10 ноября
Получил письмо от одной бывшей ученицы (прошлогоднего выпуска), которая служит теперь классной дамой в одном глухом городишке. Добрая память учениц для меня всегда приятна, и я с удовольствием читаю те письма, в которых некоторые из них делятся своими первыми впечатлениями от жизни. Моя корреспондентка на этот раз пишет о том странном чувстве, какое испытывает она, оказавшись вместо учительницы в разряде начальства, опекающего учениц. Душой она еще такая же гимназистка, и ее больше тянет в их общество, чем в общество педагогов. Но те уже смотрят на нее как на человека другого лагеря, дичатся, сторонятся ее. А она, душевно одинокая, ищет сблизиться с ними не по-начальнически, а просто по-человечески, как с подругами.

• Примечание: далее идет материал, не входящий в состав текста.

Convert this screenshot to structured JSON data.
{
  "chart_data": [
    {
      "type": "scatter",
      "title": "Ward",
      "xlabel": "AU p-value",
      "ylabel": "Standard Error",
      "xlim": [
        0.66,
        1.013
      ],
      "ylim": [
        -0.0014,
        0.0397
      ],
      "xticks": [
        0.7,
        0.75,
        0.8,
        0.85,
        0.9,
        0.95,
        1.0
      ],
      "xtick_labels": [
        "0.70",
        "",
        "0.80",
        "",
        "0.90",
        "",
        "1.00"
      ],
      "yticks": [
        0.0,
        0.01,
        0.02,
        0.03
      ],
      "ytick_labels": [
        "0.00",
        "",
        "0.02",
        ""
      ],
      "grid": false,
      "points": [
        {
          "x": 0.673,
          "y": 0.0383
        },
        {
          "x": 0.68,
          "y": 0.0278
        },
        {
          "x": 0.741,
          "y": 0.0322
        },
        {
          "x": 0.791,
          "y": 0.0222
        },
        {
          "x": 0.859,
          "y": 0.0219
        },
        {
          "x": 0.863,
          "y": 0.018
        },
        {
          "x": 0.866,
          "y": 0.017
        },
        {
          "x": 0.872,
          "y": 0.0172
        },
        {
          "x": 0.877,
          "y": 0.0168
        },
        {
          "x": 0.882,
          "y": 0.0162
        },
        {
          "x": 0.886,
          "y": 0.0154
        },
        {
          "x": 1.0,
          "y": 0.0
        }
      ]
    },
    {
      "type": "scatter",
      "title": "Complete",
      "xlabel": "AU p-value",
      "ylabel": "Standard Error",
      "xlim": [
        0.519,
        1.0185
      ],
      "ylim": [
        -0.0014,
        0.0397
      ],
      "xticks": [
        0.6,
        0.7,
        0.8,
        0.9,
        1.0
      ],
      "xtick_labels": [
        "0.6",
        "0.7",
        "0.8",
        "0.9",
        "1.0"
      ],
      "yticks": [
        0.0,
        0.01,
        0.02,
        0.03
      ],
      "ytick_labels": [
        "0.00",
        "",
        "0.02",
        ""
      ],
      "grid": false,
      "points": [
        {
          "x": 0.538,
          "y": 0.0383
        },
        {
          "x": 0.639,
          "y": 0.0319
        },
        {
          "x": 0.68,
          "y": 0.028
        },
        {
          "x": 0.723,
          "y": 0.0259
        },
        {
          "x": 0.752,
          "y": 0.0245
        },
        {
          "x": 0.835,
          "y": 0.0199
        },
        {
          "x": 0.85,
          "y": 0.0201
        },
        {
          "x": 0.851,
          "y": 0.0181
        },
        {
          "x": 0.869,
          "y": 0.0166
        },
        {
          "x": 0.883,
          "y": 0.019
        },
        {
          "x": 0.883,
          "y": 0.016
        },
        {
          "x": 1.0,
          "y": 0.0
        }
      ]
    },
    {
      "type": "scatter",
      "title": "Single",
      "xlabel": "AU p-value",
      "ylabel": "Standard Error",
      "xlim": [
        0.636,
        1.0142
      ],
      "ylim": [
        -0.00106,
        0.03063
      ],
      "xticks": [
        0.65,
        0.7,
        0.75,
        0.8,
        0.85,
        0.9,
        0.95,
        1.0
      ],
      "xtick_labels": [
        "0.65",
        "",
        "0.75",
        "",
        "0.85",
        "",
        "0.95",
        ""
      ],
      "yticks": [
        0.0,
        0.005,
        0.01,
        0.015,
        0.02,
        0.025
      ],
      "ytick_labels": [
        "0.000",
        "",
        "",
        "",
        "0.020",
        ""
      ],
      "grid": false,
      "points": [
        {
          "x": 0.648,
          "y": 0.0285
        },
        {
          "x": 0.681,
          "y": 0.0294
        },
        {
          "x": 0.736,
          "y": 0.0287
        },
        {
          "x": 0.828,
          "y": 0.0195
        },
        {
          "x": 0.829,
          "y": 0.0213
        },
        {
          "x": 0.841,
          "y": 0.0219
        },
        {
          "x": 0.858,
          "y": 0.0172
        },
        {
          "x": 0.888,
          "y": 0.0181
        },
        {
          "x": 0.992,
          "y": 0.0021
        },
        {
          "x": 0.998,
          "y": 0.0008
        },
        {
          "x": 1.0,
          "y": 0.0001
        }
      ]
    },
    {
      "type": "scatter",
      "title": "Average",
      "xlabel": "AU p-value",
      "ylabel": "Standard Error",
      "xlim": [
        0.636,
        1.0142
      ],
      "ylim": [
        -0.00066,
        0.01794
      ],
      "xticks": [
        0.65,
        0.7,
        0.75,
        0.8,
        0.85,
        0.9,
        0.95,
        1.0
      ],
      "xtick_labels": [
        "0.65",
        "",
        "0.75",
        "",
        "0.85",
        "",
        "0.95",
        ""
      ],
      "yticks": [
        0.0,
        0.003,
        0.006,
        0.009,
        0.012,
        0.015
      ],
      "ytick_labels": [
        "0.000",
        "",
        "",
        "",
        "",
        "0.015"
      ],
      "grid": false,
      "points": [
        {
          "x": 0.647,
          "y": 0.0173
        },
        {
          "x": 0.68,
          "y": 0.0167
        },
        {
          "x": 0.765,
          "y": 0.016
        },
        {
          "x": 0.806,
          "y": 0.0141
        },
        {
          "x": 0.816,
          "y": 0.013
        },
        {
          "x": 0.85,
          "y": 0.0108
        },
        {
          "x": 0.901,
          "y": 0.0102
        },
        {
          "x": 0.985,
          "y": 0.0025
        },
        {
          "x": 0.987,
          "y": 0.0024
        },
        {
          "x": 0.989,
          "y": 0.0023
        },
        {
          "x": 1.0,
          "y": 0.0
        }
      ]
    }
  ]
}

И как рада она, что хотя одна из учениц стала сближаться с ней, стала делиться своим горем.
А разве не то же испытывает большинство молодых педагогов? Ведь и мне, например, так же дорого простое, человеческое отношение к себе со стороны хотя некоторых учениц. Ведь и мне хочется, чтобы во мне видели не только чиновника, но и человека. Душевное одиночество в кругу людей своего положения тоже заставляет иногда искать сочувствия среди чуткой молодежи. Но положение мужчины — учителя среди учениц ставит этому непреодолимые препятствия. Установись у меня с кем-нибудь из учениц такие отношения, как у моей корреспондентки с ее ученицей, — разве не стали бы говорить, что я «ухаживаю» за ней и т.п.? И поневоле приходится выбирать или между одиночеством и формальными отношениями или между сплетнями, которые особенно обидны при отсутствии настоящих поводов к ним.